Filed under: Action, Education, Northwest, Police
Hundreds of students in Eugene rallied and shut down Johnson Hall to demand divestment from the police.
Eugene, Oregon – On Sunday night, a broad coalition of racial, economic and climate justice student groups, along with a crowd of protestors marched to University of Oregon’s Johnson Hall to demand that the school implement initiatives make the University and its impacts on the community more just and equitable. These demands included disarming the UO police department and divesting from fossil fuels.
While students have been advocating for these demands for years in distinct groups and movements, this is the first time that these organizations have partnered together and identified their struggles are intrinsically related — and that they will only see meaningful change once the University’s Board of Trustees can be held accountable to the student body, and the broader community. As such, the students primary demand is that the Board be democratized immediately, to make these widely popular reforms possible.

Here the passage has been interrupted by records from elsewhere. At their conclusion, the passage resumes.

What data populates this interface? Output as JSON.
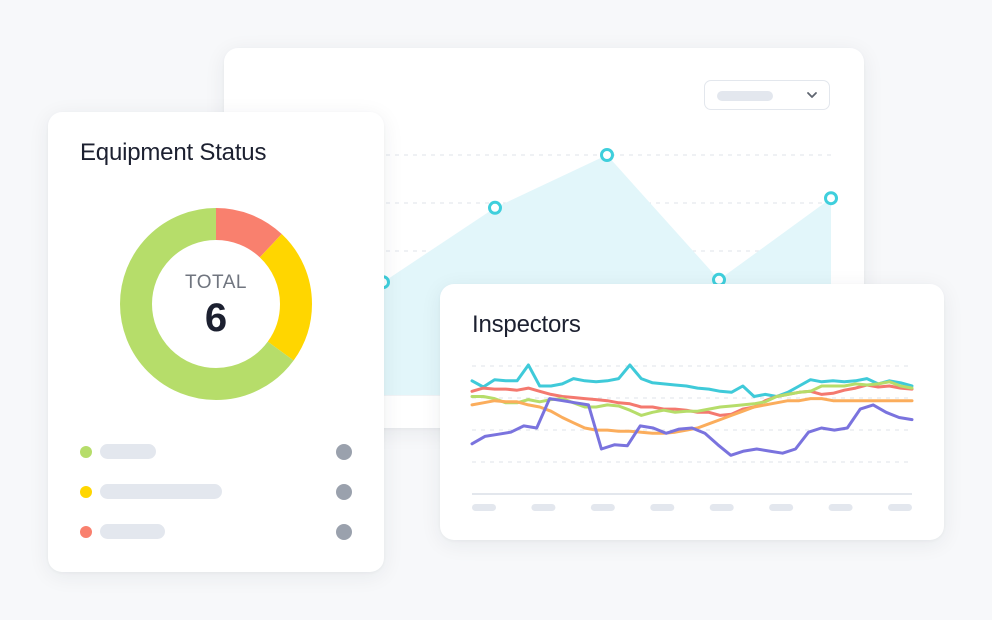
{
  "equipment_status": {
    "title": "Equipment Status",
    "total_label": "TOTAL",
    "total_value": "6",
    "segments": [
      {
        "name": "red",
        "color": "#f9806e",
        "value": 0.12
      },
      {
        "name": "yellow",
        "color": "#ffd600",
        "value": 0.23
      },
      {
        "name": "green",
        "color": "#b6dd6a",
        "value": 0.65
      }
    ],
    "legend": [
      {
        "dot_color": "#b6dd6a",
        "bar": 0.31
      },
      {
        "dot_color": "#ffd600",
        "bar": 0.68
      },
      {
        "dot_color": "#f9806e",
        "bar": 0.36
      }
    ]
  },
  "area_chart": {
    "line_color": "#3fcfdc",
    "fill_color": "#e2f6fa",
    "points": [
      0.47,
      0.78,
      1.0,
      0.48,
      0.82
    ]
  },
  "inspectors": {
    "title": "Inspectors",
    "x_ticks": 8,
    "series": [
      {
        "color": "#3fcad9",
        "values": [
          0.85,
          0.79,
          0.86,
          0.85,
          0.85,
          1.0,
          0.8,
          0.8,
          0.82,
          0.87,
          0.85,
          0.84,
          0.85,
          0.87,
          1.0,
          0.87,
          0.83,
          0.82,
          0.81,
          0.8,
          0.78,
          0.77,
          0.75,
          0.74,
          0.8,
          0.7,
          0.72,
          0.7,
          0.74,
          0.8,
          0.86,
          0.84,
          0.85,
          0.84,
          0.85,
          0.87,
          0.82,
          0.85,
          0.83,
          0.8
        ]
      },
      {
        "color": "#f4796f",
        "values": [
          0.75,
          0.78,
          0.77,
          0.77,
          0.76,
          0.78,
          0.75,
          0.72,
          0.7,
          0.69,
          0.68,
          0.67,
          0.66,
          0.64,
          0.63,
          0.6,
          0.6,
          0.58,
          0.58,
          0.57,
          0.55,
          0.55,
          0.52,
          0.53,
          0.58,
          0.6,
          0.66,
          0.7,
          0.72,
          0.74,
          0.75,
          0.72,
          0.73,
          0.76,
          0.78,
          0.81,
          0.79,
          0.8,
          0.78,
          0.77
        ]
      },
      {
        "color": "#b6dd6a",
        "values": [
          0.7,
          0.7,
          0.68,
          0.64,
          0.64,
          0.67,
          0.65,
          0.67,
          0.68,
          0.64,
          0.6,
          0.6,
          0.62,
          0.61,
          0.57,
          0.52,
          0.55,
          0.57,
          0.55,
          0.56,
          0.56,
          0.58,
          0.6,
          0.61,
          0.62,
          0.63,
          0.65,
          0.7,
          0.72,
          0.74,
          0.75,
          0.8,
          0.8,
          0.8,
          0.82,
          0.81,
          0.82,
          0.84,
          0.8,
          0.78
        ]
      },
      {
        "color": "#fbad5c",
        "values": [
          0.62,
          0.64,
          0.66,
          0.65,
          0.65,
          0.62,
          0.6,
          0.56,
          0.5,
          0.45,
          0.4,
          0.38,
          0.38,
          0.37,
          0.37,
          0.36,
          0.35,
          0.35,
          0.36,
          0.38,
          0.4,
          0.44,
          0.48,
          0.52,
          0.56,
          0.6,
          0.62,
          0.64,
          0.66,
          0.66,
          0.68,
          0.68,
          0.66,
          0.66,
          0.66,
          0.66,
          0.66,
          0.66,
          0.66,
          0.66
        ]
      },
      {
        "color": "#7a73de",
        "values": [
          0.25,
          0.32,
          0.34,
          0.36,
          0.42,
          0.4,
          0.68,
          0.66,
          0.64,
          0.62,
          0.2,
          0.24,
          0.23,
          0.42,
          0.4,
          0.35,
          0.39,
          0.4,
          0.35,
          0.24,
          0.14,
          0.18,
          0.2,
          0.18,
          0.16,
          0.2,
          0.36,
          0.4,
          0.38,
          0.4,
          0.58,
          0.62,
          0.55,
          0.5,
          0.48
        ]
      }
    ]
  }
}
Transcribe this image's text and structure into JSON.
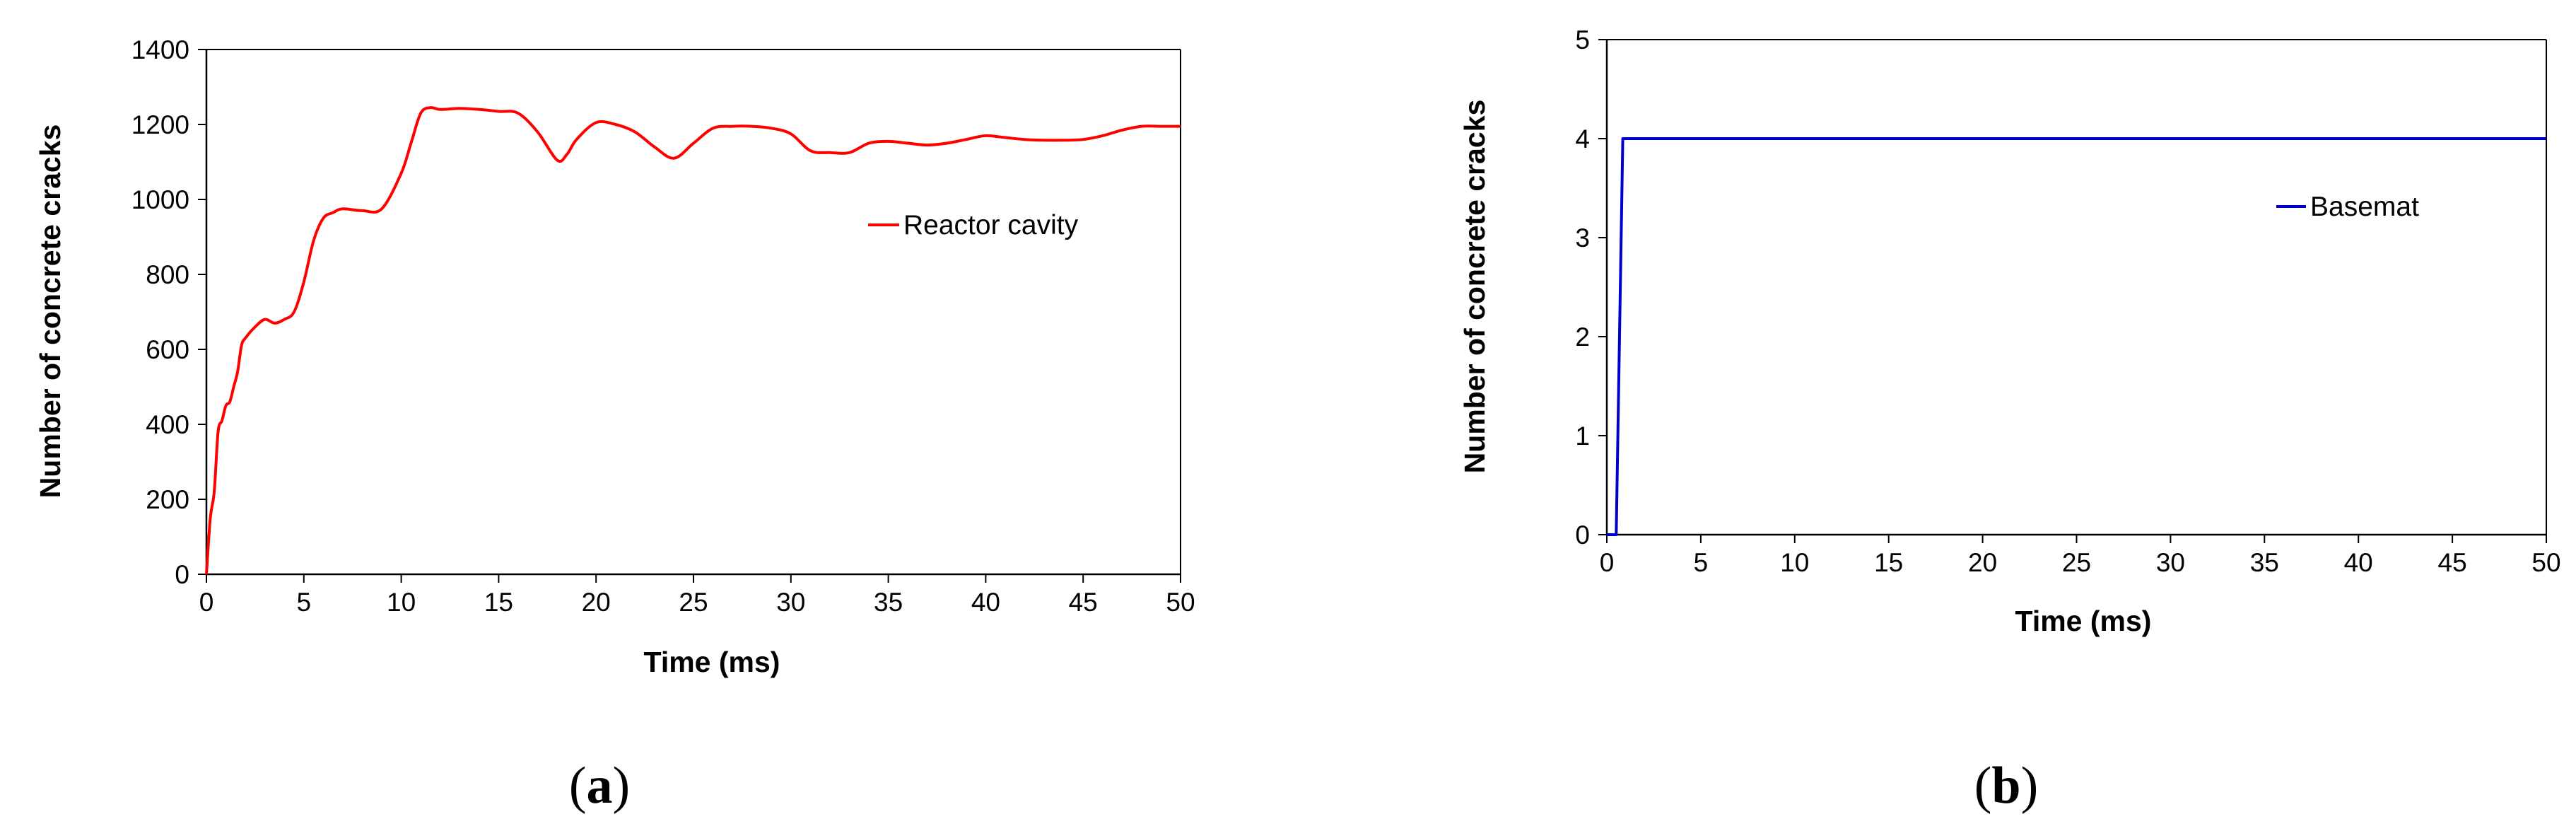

DisarmUO, a student group at the University, provided this statement:
“The University of Oregon contains one of the most diverse populations in Oregon and the universities private police force only serves to harass and endanger people of color and other marginalized peoples both on and off campus. If the U of O continues to use a police force it’s not a question of if, but when a student of color is going to be harmed or killed by police.”
The organizers posit that while often considered a separate entity from broader Eugene/Springfield politics, the University of Oregon and the policies that it supports deeply impact not only the student body, but the rest of the community.
Patrick Schranck, an organizer with ReclaimUO and a student at the University said:
“From rising tuition rates driving gentrification throughout the area, to investments in the fossil fuel industry fueling climate change around the globe, the University of Oregon is not operating in a vacuum. It is time that the student body and our community at large can hold them accountable for their actions.”
The event began with a Black Lives Matter benefit concert to raise money for local BIPOC organizations including BIPOC Liberation Collective. During the event, students and community members spoke about the injustices enacted by the University of Oregon. Biting critiques of the university police — an armed force with jurisdiction in surrounding Eugene neighborhoods — were expressed. Speeches additionally addressed the intersectional nature of police violence, the climate crisis, and the neoliberal and undemocratic policies of the University of Oregon.
Rhiannon Lindgren, Vice President of Organizing of the Graduate Teaching Fellows Federation (GTFF) Graduate Student Union for University of Oregon Local 3544, said:
“Empowering the University of Oregon community to fight against white supremacy in both its daily and institutional iterations means providing direct and sustainable ways for students and workers to impact the governance of our campus. As it stands now, the appointment process and functionality of the Board of Trustees does not produce accountability, but instead, it suppresses the needs of students and employees and avoids implementing the material changes necessary for all students and workers at the UO to flourish.”
As the students marched towards the Johnson Hall, chants of “Divest, Disarm, Democratize” rang through the streets.